To load a built-in dataset, an AnalyticDB for MySQL cluster must have at least 24 AnalyticDB compute units (ACUs) of reserved storage resources and at least 16 ACUs of computing reserved resources in the user_default resource group.
How do I check whether a built-in dataset is loaded to an AnalyticDB for MySQL cluster?
In the left-side navigation pane of an AnalyticDB for MySQL cluster, choose Job Development > SQL Development. On the SQL Development page, you can view the loading progress. If the icon is displayed before the dimmed Load Built-in Dataset button and the Databases and Tables tab displays the ADB_SampleData_TPCH database and the tables of the database, the built-in dataset is loaded.
What do I do if the system returns an error message that indicates loading failure or prolonged loading?
Execute the DROP TABLE table_name;
statement to delete all tables from the ADB_SampleData_TPCH database. Then, execute the DROP DATABASE ADB_SampleData_TPCH;
statement to delete the ADB_SampleData_TPCH database. After the ADB_SampleData_TPCH database is deleted, reload the built-in dataset.
How do I use a standard database account to use the built-in dataset feature?
The built-in dataset feature complies with the permission management rules of AnalyticDB for MySQL. Even if your cluster is loaded with a built-in dataset, standard database accounts do not have permissions on the ADB_SampleData_TPCH database. You must use a privileged account to grant the permissions to standard accounts by using the following statement:
GRANT select ON ADB_SampleData_TPCH.* TO <user_name>;
How do I test an AnalyticDB for MySQL cluster after I load a built-in dataset?
AnalyticDB for MySQL provides corresponding query scripts that you can use to test a cluster. After a built-in dataset is loaded, you can choose Job Development > SQL Development, click the Scripts tab, and then execute SQL statements. For more information about the SQL statements, see TPC-H test queries.

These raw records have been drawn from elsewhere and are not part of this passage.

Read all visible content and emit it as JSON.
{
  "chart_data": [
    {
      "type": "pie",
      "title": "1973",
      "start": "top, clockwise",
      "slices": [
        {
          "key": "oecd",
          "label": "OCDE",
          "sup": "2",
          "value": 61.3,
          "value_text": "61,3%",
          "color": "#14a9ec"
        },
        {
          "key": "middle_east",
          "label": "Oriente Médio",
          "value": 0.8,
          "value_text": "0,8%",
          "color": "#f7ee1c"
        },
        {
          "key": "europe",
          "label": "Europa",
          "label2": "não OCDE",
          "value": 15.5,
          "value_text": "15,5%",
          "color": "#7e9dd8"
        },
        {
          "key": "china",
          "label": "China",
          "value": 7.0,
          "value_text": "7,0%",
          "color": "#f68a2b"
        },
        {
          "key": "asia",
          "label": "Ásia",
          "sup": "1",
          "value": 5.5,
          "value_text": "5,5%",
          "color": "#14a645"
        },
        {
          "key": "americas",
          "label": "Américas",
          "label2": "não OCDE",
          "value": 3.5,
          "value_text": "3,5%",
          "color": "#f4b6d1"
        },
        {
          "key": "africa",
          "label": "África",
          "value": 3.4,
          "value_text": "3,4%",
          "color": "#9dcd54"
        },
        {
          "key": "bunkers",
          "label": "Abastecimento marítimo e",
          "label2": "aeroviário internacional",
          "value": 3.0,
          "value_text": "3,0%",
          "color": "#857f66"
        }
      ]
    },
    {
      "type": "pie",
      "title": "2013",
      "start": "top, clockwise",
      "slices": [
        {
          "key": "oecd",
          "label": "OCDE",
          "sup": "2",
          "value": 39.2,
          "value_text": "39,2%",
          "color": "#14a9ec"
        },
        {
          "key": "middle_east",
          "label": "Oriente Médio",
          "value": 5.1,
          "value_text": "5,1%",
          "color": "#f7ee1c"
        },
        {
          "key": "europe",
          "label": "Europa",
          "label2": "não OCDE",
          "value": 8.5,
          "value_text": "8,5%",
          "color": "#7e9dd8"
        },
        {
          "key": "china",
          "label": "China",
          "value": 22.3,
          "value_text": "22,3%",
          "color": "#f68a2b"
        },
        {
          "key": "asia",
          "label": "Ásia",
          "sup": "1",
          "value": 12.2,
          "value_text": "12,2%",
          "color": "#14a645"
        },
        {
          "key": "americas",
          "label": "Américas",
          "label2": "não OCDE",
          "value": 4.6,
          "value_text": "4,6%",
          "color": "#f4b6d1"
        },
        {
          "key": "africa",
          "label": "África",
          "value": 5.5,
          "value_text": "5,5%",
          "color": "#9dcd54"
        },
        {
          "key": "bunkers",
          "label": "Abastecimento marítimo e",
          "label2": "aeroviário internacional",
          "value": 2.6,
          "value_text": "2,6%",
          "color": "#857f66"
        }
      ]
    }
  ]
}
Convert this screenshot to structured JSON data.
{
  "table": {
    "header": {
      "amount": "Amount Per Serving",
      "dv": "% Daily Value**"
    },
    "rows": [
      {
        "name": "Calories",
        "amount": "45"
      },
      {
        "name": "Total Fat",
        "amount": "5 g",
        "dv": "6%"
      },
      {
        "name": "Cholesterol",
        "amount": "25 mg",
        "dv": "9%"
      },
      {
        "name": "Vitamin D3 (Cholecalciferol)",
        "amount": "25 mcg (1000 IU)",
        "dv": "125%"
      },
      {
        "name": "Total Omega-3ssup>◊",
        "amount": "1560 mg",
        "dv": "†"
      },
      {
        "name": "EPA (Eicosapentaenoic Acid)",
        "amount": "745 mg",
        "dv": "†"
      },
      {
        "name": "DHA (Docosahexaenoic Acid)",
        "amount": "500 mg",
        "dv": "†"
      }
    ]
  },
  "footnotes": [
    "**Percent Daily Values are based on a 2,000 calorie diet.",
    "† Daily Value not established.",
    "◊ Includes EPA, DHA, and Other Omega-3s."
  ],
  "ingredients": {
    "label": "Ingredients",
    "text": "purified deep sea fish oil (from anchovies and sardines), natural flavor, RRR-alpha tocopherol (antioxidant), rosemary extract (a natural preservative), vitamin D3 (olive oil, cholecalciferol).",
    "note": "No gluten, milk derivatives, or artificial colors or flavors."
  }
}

To ensure the integrity of the built-in dataset, we recommend that you execute only SELECT statements on the ADB_SampleData_TPCH database. If you execute other DML or DDL statements, data in the built-in dataset may be changed, and the dataset may fail to be loaded. In this case, you must delete the ADB_SampleData_TPCH database and reload the dataset.